Specialmente in Oriente, ma anche in altre parti del mondo si usa invitare parenti e amici del defunto a partecipare a un banchetto funebre, accanto alle spoglie del morto, quasi a continuare nel pasto il legame di amore che unisce oltre la morte.

Il banchetto, infatti, è il momento più privilegiato nel quale i commensali realizzano una profonda comunione tra loro.

Anche l’Eucarestia è la rinnovazione del banchetto celebrato dal Signore Gesù con gli apostoli, nell’Ultima cena, prima della sua passione e morte e risurrezione. Ma noi non commemoriamo un morto, celebriamo il Dio della vita. Purtroppo, però, molti cristiani arrivano alla Messa con il volto tirato, quasi fosse un dovere pesante da compiere. Forse l’abitudine di assicurarsi, pagando, contro le malattie, il furto, gli incendi, la vecchiaia, la morte stessa, ha finito per trasformare anche la pratica religiosa in una polizza di assicurazione per la vita eterna. Dobbiamo tutti reimparare a incontrare Dio, a dialogare, a conversare con Lui, magari per ripetergli con il cieco di Gerico: "Signore, fa’ che io veda", o con gli apostoli: "Accresci la nostra fede".

La Messa realizza questo incontro di comunione con Dio e con i fratelli. Nella prima parte, la liturgia della parola, Dio dialoga con noi poveri pellegrini, disorientati, smarriti, brancicanti forse nelle tenebre del dubbio, accecati dalla violenza delle passioni: "Perché siete tristi?", ci ripete Gesù come ai discepoli di Emmaus. "Non abbiate paura, io ho vinto il mondo".
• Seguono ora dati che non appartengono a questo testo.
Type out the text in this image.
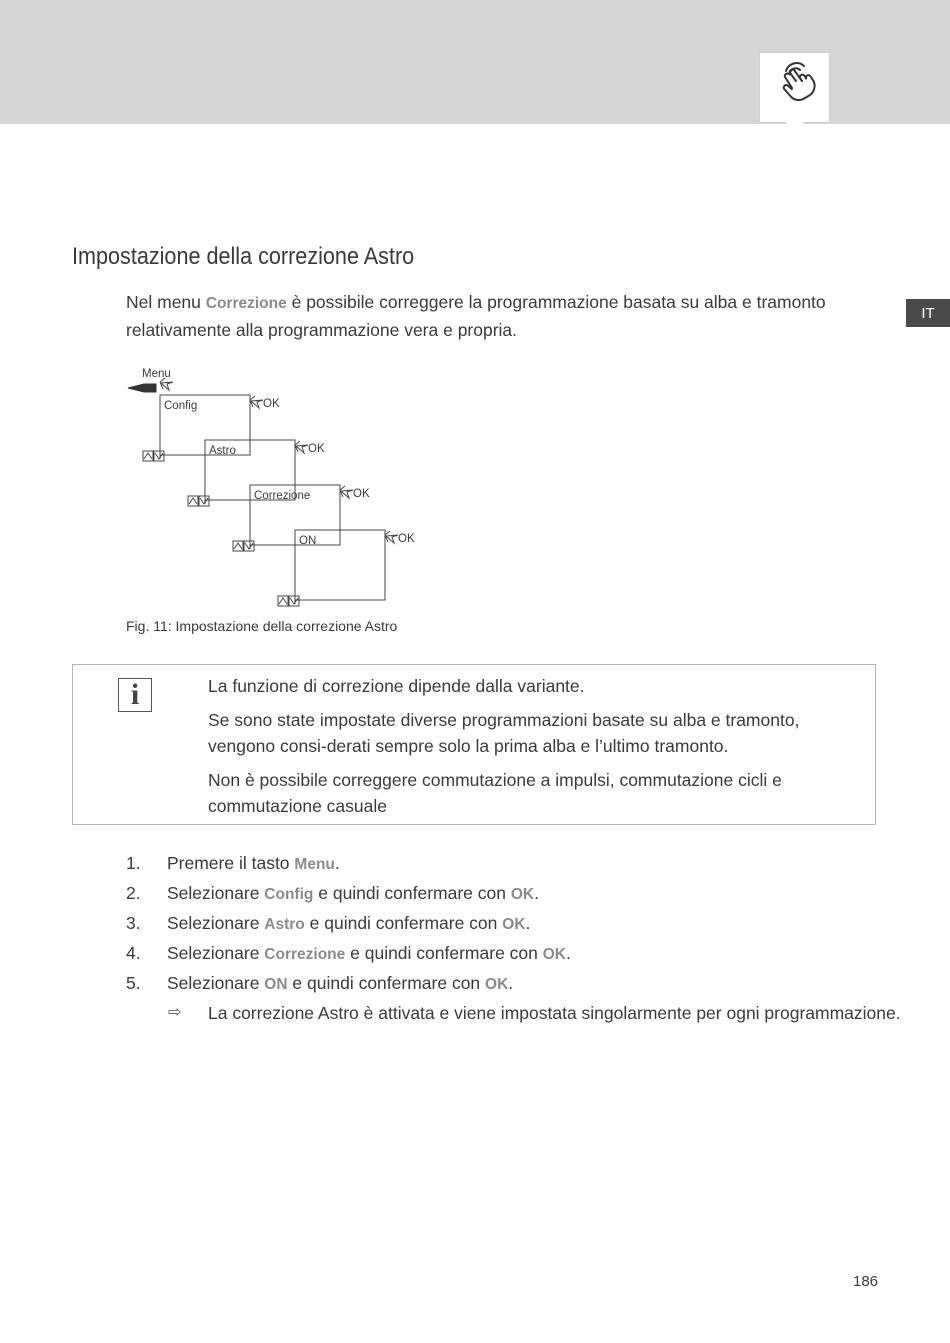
IT
Impostazione della correzione Astro
Nel menu Correzione è possibile correggere la programmazione basata su alba e tramonto relativamente alla programmazione vera e propria.
Menu
Config	OK
Astro	OK
Correzione	OK
ON	OK
Fig. 11: Impostazione della correzione Astro
i	La funzione di correzione dipende dalla variante.

Se sono state impostate diverse programmazioni basate su alba e tramonto, vengono consi-derati sempre solo la prima alba e l’ultimo tramonto.

Non è possibile correggere commutazione a impulsi, commutazione cicli e commutazione casuale

1. Premere il tasto Menu.
2. Selezionare Config e quindi confermare con OK.
3. Selezionare Astro e quindi confermare con OK.
4. Selezionare Correzione e quindi confermare con OK.
5. Selezionare ON e quindi confermare con OK.
⇨ La correzione Astro è attivata e viene impostata singolarmente per ogni programmazione.
186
Nella seconda parte, la liturgia Eucaristica, dopo l’offerta del pane e del vino, quel Gesù che ha ridato la vista ai ciechi, la vita ai morti, si rende presente sull’altare, invitando tutti a partecipare al banchetto della vita: "Prendete e mangiatene tutti… Prendete e bevetene tutti…". Tutti, anch’io, anche tu e voi, poveri peccatori. "Venite voi tutti che siete affaticati e oppressi, e io vi ristorerò". Mangiando Dio sotto la specie del pane e del vino, noi siamo divinizzati, trasformati in Lui: la nostra carne si fonde con la carne di Dio, il nostro sangue si mescola al suo. Questa volta il sogno dei nostri progenitori di essere simili a Dio si fa realtà.

 

 

GIOVEDI’ 11

Sant’ IGNAZIO DA LACONI

Parola di Dio: Atti 8,26-40; Sal.65; Gv. 6,44-51

 

"SE UNO MANGIA DI QUESTO PANE VIVRA’ IN ETERNO". (Gv.6,51)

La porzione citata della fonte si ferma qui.